Esto también podría explicar por qué el Anciano Huang Quan había aparecido en la Tierra. Este fue su punto de llegada, y probablemente también fue su punto de partida.
Un resoplido.
Xu Lai respiró hondo. A cada momento en la Tierra, la gente moría por diversos accidentes. Sus almas regresaban al Mar de Samsara para reencarnar, mientras que la esencia de sangre de sus cadáveres se fusionaba silenciosamente con la Puerta del Reino.

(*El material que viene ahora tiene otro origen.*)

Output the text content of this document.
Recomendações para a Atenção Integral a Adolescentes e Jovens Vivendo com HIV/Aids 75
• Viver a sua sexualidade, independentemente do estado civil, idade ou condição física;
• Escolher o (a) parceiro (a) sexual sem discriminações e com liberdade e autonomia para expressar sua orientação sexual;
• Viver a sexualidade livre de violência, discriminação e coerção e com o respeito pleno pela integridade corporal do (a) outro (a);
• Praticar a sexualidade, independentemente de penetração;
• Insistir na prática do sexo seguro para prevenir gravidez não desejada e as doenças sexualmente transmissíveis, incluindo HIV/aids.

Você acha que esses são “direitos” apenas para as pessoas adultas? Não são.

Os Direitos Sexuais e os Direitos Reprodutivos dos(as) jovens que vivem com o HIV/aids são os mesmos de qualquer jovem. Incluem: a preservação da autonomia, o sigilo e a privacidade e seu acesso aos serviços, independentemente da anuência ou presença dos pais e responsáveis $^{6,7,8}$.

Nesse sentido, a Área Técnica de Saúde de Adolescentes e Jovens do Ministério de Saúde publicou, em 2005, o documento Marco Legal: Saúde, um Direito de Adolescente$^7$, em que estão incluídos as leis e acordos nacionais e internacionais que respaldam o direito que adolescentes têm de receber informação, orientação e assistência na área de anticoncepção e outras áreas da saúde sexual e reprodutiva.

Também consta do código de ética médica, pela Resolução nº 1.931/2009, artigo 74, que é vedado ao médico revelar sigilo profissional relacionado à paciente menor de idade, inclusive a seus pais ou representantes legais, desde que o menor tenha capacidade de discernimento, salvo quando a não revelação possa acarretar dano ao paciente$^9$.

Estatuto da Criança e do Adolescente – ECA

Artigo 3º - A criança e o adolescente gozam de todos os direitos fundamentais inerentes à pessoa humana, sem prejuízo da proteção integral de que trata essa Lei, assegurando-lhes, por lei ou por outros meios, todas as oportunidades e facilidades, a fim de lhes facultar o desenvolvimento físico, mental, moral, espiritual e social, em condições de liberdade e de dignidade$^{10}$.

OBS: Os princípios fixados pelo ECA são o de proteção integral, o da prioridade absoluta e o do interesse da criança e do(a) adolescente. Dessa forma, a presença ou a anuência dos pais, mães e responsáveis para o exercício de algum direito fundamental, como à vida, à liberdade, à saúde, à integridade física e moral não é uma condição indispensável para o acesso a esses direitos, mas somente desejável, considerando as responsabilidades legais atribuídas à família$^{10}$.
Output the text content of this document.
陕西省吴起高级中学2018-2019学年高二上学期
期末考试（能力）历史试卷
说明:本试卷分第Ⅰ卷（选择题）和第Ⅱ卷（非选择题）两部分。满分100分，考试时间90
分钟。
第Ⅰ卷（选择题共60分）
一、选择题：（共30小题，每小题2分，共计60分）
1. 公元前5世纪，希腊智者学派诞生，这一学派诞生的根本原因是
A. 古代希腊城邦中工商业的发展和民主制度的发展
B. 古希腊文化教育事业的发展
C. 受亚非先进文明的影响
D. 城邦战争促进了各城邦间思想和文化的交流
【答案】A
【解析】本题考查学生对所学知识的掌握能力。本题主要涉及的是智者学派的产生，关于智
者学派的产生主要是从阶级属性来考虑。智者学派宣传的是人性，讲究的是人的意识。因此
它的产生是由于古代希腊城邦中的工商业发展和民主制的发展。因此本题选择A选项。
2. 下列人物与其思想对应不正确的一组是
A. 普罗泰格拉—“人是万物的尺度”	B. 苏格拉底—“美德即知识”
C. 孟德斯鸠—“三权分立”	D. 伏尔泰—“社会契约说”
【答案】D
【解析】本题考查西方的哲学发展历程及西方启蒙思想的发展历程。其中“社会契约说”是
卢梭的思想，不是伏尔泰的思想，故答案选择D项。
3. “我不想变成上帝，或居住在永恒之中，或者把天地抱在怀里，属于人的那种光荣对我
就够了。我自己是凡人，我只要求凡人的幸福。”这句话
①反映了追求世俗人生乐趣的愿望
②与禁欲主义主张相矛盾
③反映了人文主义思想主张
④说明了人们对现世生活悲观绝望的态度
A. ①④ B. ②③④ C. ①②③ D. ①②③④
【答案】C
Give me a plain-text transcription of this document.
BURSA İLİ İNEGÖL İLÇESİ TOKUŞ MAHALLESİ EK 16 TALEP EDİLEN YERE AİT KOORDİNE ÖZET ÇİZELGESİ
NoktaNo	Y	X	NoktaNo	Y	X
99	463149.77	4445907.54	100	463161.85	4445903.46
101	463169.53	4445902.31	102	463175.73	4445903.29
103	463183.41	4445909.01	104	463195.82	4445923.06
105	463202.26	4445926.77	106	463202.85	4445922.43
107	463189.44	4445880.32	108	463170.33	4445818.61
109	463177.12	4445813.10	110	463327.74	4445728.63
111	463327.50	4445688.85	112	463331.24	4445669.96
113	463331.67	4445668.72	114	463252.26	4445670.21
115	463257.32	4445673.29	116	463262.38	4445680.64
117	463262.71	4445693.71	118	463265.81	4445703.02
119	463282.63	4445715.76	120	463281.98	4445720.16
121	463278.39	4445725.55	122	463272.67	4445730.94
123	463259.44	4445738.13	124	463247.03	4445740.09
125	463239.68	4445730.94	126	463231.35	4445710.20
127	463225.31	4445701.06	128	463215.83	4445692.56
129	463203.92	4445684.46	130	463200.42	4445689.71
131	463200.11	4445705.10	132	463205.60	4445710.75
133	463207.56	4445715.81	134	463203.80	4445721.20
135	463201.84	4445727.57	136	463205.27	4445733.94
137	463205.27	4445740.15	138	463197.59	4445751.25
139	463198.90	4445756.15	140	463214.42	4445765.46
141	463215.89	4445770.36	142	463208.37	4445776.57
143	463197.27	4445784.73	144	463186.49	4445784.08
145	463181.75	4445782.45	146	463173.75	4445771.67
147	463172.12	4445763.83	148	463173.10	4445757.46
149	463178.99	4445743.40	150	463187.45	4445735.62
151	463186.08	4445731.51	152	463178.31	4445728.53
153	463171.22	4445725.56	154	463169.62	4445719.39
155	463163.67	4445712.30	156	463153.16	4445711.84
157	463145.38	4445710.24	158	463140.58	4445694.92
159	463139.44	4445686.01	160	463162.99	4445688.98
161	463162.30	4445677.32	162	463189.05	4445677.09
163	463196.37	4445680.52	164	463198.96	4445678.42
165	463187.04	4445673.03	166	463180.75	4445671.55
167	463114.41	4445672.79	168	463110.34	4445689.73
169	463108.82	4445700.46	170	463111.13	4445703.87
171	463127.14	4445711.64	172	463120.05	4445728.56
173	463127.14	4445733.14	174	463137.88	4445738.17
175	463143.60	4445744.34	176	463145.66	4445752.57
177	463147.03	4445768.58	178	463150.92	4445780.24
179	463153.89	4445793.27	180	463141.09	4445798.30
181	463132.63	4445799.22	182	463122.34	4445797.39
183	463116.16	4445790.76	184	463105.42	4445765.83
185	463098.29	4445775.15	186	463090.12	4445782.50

Al acercarse, Xu Lai pudo sentir claramente que, a medida que la esencia de sangre de incontables seres diferentes se fusionaba con ella, el aura de la Puerta Gigante de Bronce de cien mil zhang de altura bajo sus pies se volvía más rica. Era una pesadez profunda nacida del paso de los eones. Una sola mirada era como asomarse al gran río del tiempo mismo, con escenas de las últimas cien épocas pasando rápidamente ante sus ojos.
La esencia de sangre de los seres vivos puede hacer reaccionar a la Puerta del Reino. Si hay suficiente esencia de sangre… podría ser posible abrir esta puerta.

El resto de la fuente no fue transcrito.